Алекс остановился. Ветер приналег, дунул в лицо, и он зажмурился.
Его змеи, старый душный удав и молодая стремительная кобра, шевельнулись, подняли головы и насторожились.
— Что вы хотите сказать?
— Я вспомнила, Алекс. У меня превосходная память.
— Так, — сказал он, чтобы сказать хоть что-нибудь. — Так.
…Самое плохое, что только могло случиться, — случилось. Изменить ничего нельзя. Все, что было припрятано глубоко и надежно, теперь вновь окажется на виду у всех — на виду у этой женщины, которая смотрит сейчас так серьезно!.. Все, что казалось забытым — или ему хотелось, чтобы было забыто! — всплывет, как из глубин зловонного водоема всплывает раздувшийся обезображенный утопленник. Придется объясняться, каяться, клясться.
Все сначала. Не хочу. Не хочу!..
— Извините меня, — сказал он, помолчав, и быстро пошел в сторону темной взъерошенной реки, от которой несло сырым морозным ветром.
Но Маня Поливанова не дала ему уйти.
Она догнала его у самого парапета и взяла за руку.

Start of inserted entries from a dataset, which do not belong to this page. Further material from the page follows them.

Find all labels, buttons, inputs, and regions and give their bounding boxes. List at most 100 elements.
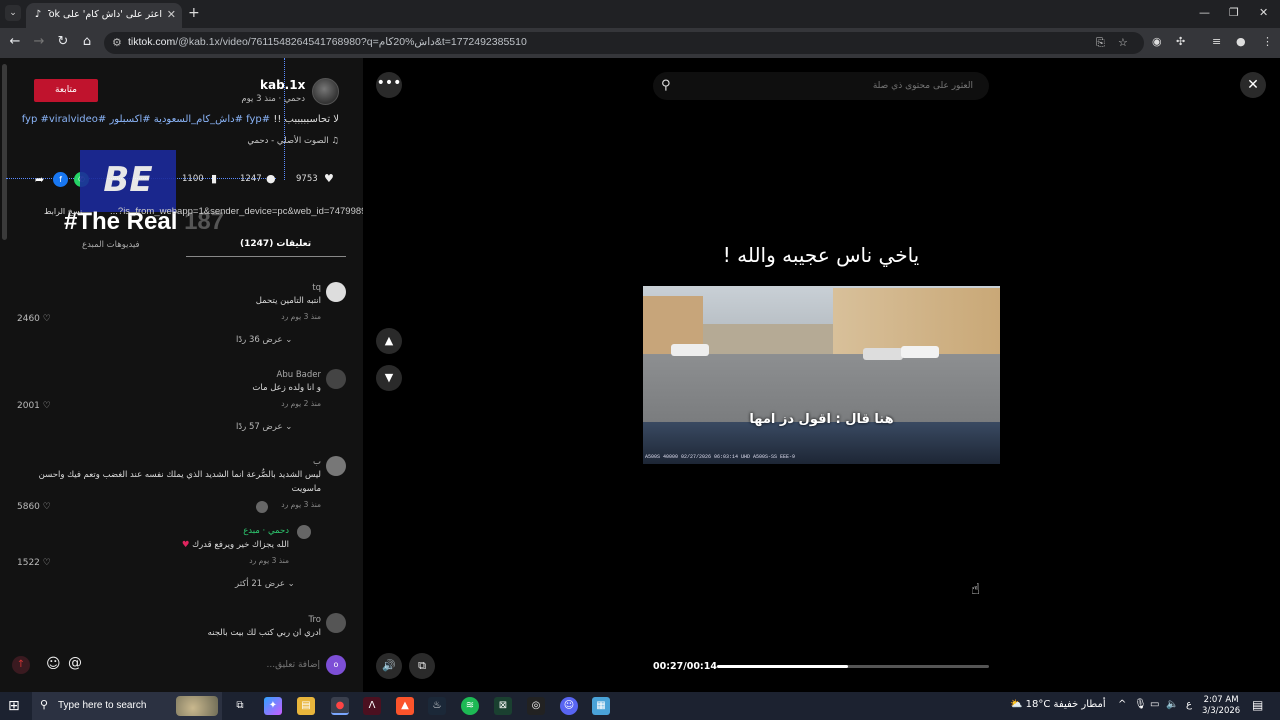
brave-icon[interactable]: ▲ bbox=[396, 697, 414, 715]
copy-link-button[interactable]: نسخ الرابط bbox=[44, 207, 82, 216]
tab-comments[interactable]: تعليقات (1247) bbox=[240, 239, 311, 249]
tab-creator-videos[interactable]: فيديوهات المبدع bbox=[82, 240, 140, 250]
xbox-icon[interactable]: ⊠ bbox=[494, 697, 512, 715]
copilot-icon[interactable]: ✦ bbox=[264, 697, 282, 715]
bookmark-star-icon[interactable]: ☆ bbox=[1118, 36, 1128, 49]
volume-button[interactable]: 🔊 bbox=[376, 653, 402, 679]
comment-meta[interactable]: منذ 3 يوم رد bbox=[281, 500, 321, 509]
search-highlight-image[interactable] bbox=[176, 696, 218, 716]
comment-meta[interactable]: منذ 3 يوم رد bbox=[281, 312, 321, 321]
tab-search-button[interactable]: ⌄ bbox=[5, 5, 21, 21]
app-a-icon[interactable]: Λ bbox=[363, 697, 381, 715]
new-tab-button[interactable]: + bbox=[188, 5, 200, 21]
tray-chevron-icon[interactable]: ^ bbox=[1118, 699, 1126, 710]
obs-icon[interactable]: ◎ bbox=[527, 697, 545, 715]
volume-tray-icon[interactable]: 🔈 bbox=[1166, 699, 1178, 710]
commenter-name[interactable]: Abu Bader bbox=[277, 370, 321, 380]
picture-in-picture-button[interactable]: ⧉ bbox=[409, 653, 435, 679]
reply-author-name[interactable]: دحمي · مبدع bbox=[243, 526, 289, 536]
previous-video-button[interactable]: ▲ bbox=[376, 328, 402, 354]
commenter-name[interactable]: ب bbox=[313, 457, 321, 467]
commenter-name[interactable]: Tro bbox=[309, 615, 321, 625]
forward-button[interactable]: → bbox=[30, 34, 48, 49]
author-avatar[interactable] bbox=[312, 78, 339, 105]
emoji-icon[interactable]: ☺ bbox=[46, 656, 61, 672]
view-replies-link[interactable]: ⌄ عرض 36 ردًا bbox=[236, 335, 292, 345]
author-username[interactable]: kab.1x bbox=[260, 78, 305, 92]
profile-extension-icon[interactable]: ◉ bbox=[1152, 35, 1162, 48]
next-video-button[interactable]: ▼ bbox=[376, 365, 402, 391]
more-options-button[interactable]: ••• bbox=[376, 72, 402, 98]
comment-icon[interactable]: ● bbox=[266, 172, 276, 185]
home-button[interactable]: ⌂ bbox=[78, 34, 96, 49]
maximize-button[interactable]: ❐ bbox=[1229, 6, 1239, 19]
bookmark-icon[interactable]: ▮ bbox=[211, 172, 217, 185]
extensions-icon[interactable]: ✣ bbox=[1176, 35, 1185, 48]
panel-scrollbar[interactable] bbox=[2, 64, 7, 240]
related-search-box[interactable]: ⚲ bbox=[653, 72, 989, 100]
commenter-avatar[interactable] bbox=[326, 282, 346, 302]
commenter-avatar[interactable] bbox=[326, 369, 346, 389]
back-button[interactable]: ← bbox=[6, 34, 24, 49]
comment-like-count[interactable]: 2460 ♡ bbox=[17, 314, 51, 324]
reply-like-count[interactable]: 1522 ♡ bbox=[17, 558, 51, 568]
progress-bar[interactable] bbox=[717, 665, 989, 668]
view-replies-link[interactable]: ⌄ عرض 57 ردًا bbox=[236, 422, 292, 432]
system-clock[interactable]: 2:07 AM 3/3/2026 bbox=[1202, 695, 1240, 717]
reload-button[interactable]: ↻ bbox=[54, 34, 72, 49]
like-heart-icon[interactable]: ♥ bbox=[324, 172, 334, 185]
commenter-avatar[interactable] bbox=[326, 613, 346, 633]
microphone-icon[interactable]: 🎙 bbox=[1134, 699, 1147, 710]
comment-like-count[interactable]: 5860 ♡ bbox=[17, 502, 51, 512]
related-search-input[interactable] bbox=[683, 76, 973, 96]
browser-menu-icon[interactable]: ⋮ bbox=[1262, 35, 1273, 48]
tab-close-icon[interactable]: ✕ bbox=[167, 8, 176, 21]
file-explorer-icon[interactable]: ▤ bbox=[297, 697, 315, 715]
commenter-name[interactable]: tq bbox=[312, 283, 321, 293]
facebook-share-icon[interactable]: f bbox=[53, 172, 68, 187]
comment-meta[interactable]: منذ 2 يوم رد bbox=[281, 399, 321, 408]
copy-link-url[interactable]: ...?is_from_webapp=1&sender_device=pc&we… bbox=[110, 206, 363, 217]
follow-button[interactable]: متابعة bbox=[34, 79, 98, 102]
notepad-icon[interactable]: ▦ bbox=[592, 697, 610, 715]
close-player-button[interactable]: ✕ bbox=[1240, 72, 1266, 98]
task-view-icon[interactable]: ⧉ bbox=[231, 697, 249, 715]
view-more-replies-link[interactable]: ⌄ عرض 21 أكثر bbox=[235, 579, 295, 589]
comment-like-count[interactable]: 2001 ♡ bbox=[17, 401, 51, 411]
mention-icon[interactable]: @ bbox=[68, 655, 82, 671]
language-indicator[interactable]: ع bbox=[1186, 699, 1192, 710]
browser-tab[interactable]: ♪ اعثر على 'داش كام' على TikTok ✕ bbox=[26, 3, 182, 28]
share-arrow-icon[interactable]: ➦ bbox=[32, 172, 47, 187]
close-window-button[interactable]: ✕ bbox=[1259, 6, 1268, 19]
profile-avatar-icon[interactable]: ● bbox=[1236, 35, 1246, 48]
network-icon[interactable]: ▭ bbox=[1150, 699, 1159, 710]
media-control-icon[interactable]: ≡ bbox=[1212, 35, 1221, 48]
weather-widget[interactable]: ⛅ 18°C أمطار خفيفة bbox=[1010, 699, 1106, 710]
video-frame[interactable]: هنا قال : اقول دز امها A500S 40000 02/27… bbox=[643, 286, 1000, 464]
site-info-icon[interactable]: ⚙ bbox=[112, 36, 122, 49]
sound-label[interactable]: ♫ الصوت الأصلي - دحمي bbox=[247, 136, 339, 146]
current-user-avatar[interactable]: o bbox=[326, 655, 346, 675]
minimize-button[interactable]: — bbox=[1199, 6, 1210, 19]
commenter-avatar[interactable] bbox=[326, 456, 346, 476]
spotify-icon[interactable]: ≋ bbox=[461, 697, 479, 715]
reply-avatar[interactable] bbox=[297, 525, 311, 539]
steam-icon[interactable]: ♨ bbox=[428, 697, 446, 715]
reply-meta[interactable]: منذ 3 يوم رد bbox=[249, 556, 289, 565]
notification-icon[interactable]: ▤ bbox=[1252, 698, 1263, 712]
comment-text: و انا ولده زعل مات bbox=[252, 383, 321, 393]
video-subtitle: هنا قال : اقول دز امها bbox=[749, 412, 894, 427]
post-details-panel: متابعة kab.1x دحمي · منذ 3 يوم لا تحاسبب… bbox=[0, 58, 363, 692]
post-comment-button[interactable]: ↑ bbox=[12, 656, 30, 674]
caption-hashtags[interactable]: #fyp #داش_كام_السعودية #اكسبلور #fyp #vi… bbox=[22, 114, 270, 125]
chrome-icon[interactable]: ● bbox=[331, 697, 349, 715]
hand-cursor-icon: ☝ bbox=[971, 580, 981, 598]
windows-start-icon[interactable]: ⊞ bbox=[8, 698, 20, 714]
address-bar[interactable]: ⚙ tiktok.com/@kab.1x/video/7611548264541… bbox=[104, 32, 1144, 54]
search-icon: ⚲ bbox=[40, 698, 49, 711]
discord-icon[interactable]: ☺ bbox=[560, 697, 578, 715]
video-car bbox=[863, 348, 903, 360]
reply-text-body: الله يجزاك خير ويرفع قدرك bbox=[192, 540, 289, 550]
install-app-icon[interactable]: ⎘ bbox=[1096, 36, 1105, 50]
comment-input[interactable] bbox=[94, 656, 320, 674]
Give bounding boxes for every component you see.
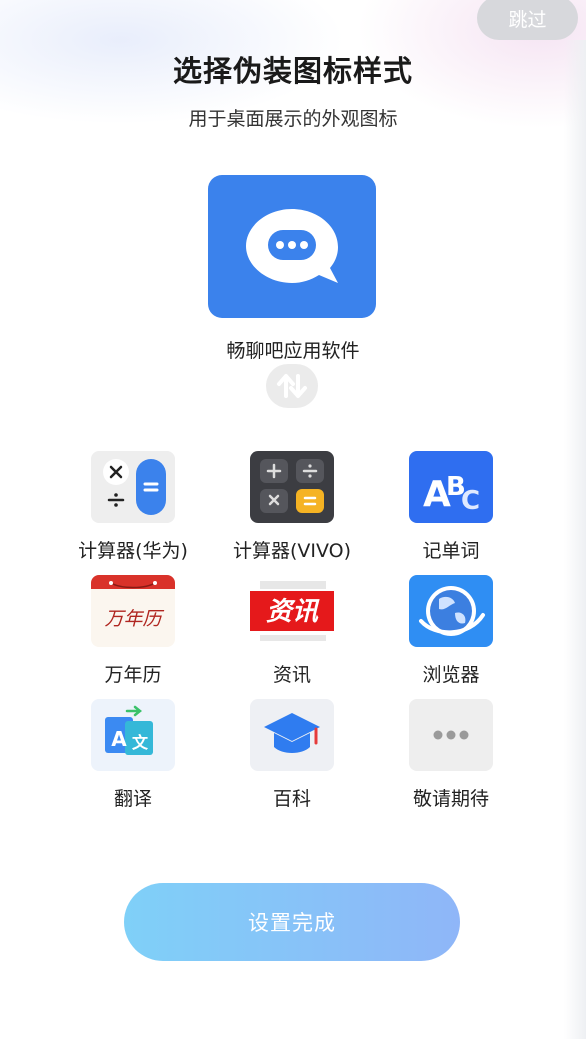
page-title: 选择伪装图标样式: [172, 54, 413, 88]
graduation-cap-icon: [264, 713, 320, 753]
option-translate[interactable]: A 文: [91, 699, 175, 771]
chat-bubble-icon: [246, 209, 338, 283]
svg-text:A: A: [111, 727, 127, 751]
option-label: 浏览器: [422, 664, 480, 686]
calculator-huawei-icon: [103, 459, 166, 515]
page-subtitle: 用于桌面展示的外观图标: [188, 108, 398, 130]
svg-text:文: 文: [132, 733, 149, 752]
edge-shadow: [564, 40, 586, 1039]
option-calendar[interactable]: 万年历: [91, 575, 175, 647]
option-calculator-vivo[interactable]: [250, 451, 334, 523]
option-label: 百科: [272, 788, 311, 810]
svg-text:万年历: 万年历: [104, 608, 164, 630]
current-app-label: 畅聊吧应用软件: [226, 340, 360, 362]
option-news[interactable]: 资讯: [250, 575, 334, 647]
option-label: 计算器(华为): [78, 540, 188, 562]
svg-text:资讯: 资讯: [266, 597, 320, 627]
option-encyclopedia[interactable]: [250, 699, 334, 771]
translate-icon: A 文: [105, 705, 153, 755]
more-dots-icon: [433, 730, 469, 740]
option-coming-soon[interactable]: [409, 699, 493, 771]
option-label: 翻译: [113, 788, 152, 810]
option-label: 资讯: [272, 664, 311, 686]
option-browser[interactable]: [409, 575, 493, 647]
option-words[interactable]: A B C: [409, 451, 493, 523]
news-icon: 资讯: [250, 581, 334, 641]
skip-button[interactable]: 跳过: [477, 0, 578, 40]
svg-text:C: C: [461, 486, 480, 516]
option-calculator-huawei[interactable]: [91, 451, 175, 523]
current-app-icon: [208, 175, 376, 318]
abc-words-icon: A B C: [423, 472, 480, 516]
option-label: 敬请期待: [412, 788, 489, 810]
done-button[interactable]: 设置完成: [124, 883, 460, 961]
globe-icon: [419, 586, 485, 636]
option-label: 记单词: [422, 540, 480, 562]
calendar-icon: 万年历: [91, 575, 175, 630]
swap-arrows-icon: [277, 374, 307, 398]
option-label: 计算器(VIVO): [232, 540, 352, 562]
calculator-vivo-icon: [260, 459, 324, 513]
swap-button[interactable]: [266, 364, 318, 408]
option-label: 万年历: [104, 664, 162, 686]
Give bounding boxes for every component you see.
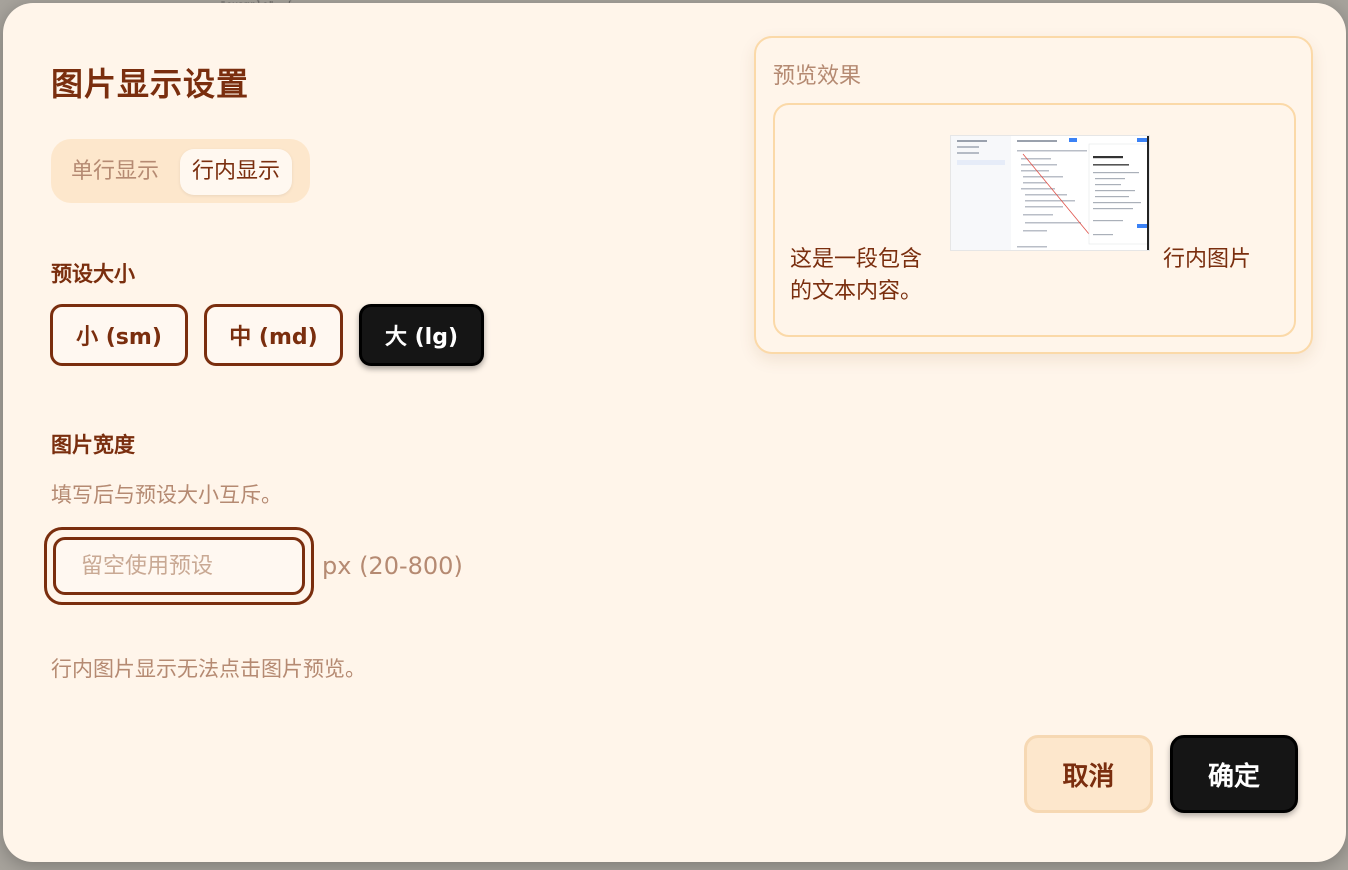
width-unit-label: px (20-800) [322, 552, 463, 580]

Он вздрогнул и посмотрел почему-то не на нее, а на их сцепленные руки в перчатках.
— Я не поняла, — чуть задыхаясь от ветра и от волнения, сказала Маня, — что это вы бросились прочь, как Подколесин! Вы же не должны сию секунду на мне жениться!
Он молчал.
— Или вы собрались топиться? — осведомилась писательница Поливанова и посмотрела на злую, клубящуюся, исходящую неровным, рваным льдом воду. — Здесь топиться неуютно, Алекс! Холодно, противно. Грязно наверняка! И потом, мне же придется броситься за вами, как Петрыкину за Нестором Петровичем из фильма «Большая перемена»! Совершить благородный поступок, чтобы доказать всем окружающим, что и мы, писатели, вполне способны…
— Что вы несете?
Маня еще крепче сжала его руку, как будто он и впрямь собирался топиться, а она должна была его удержать.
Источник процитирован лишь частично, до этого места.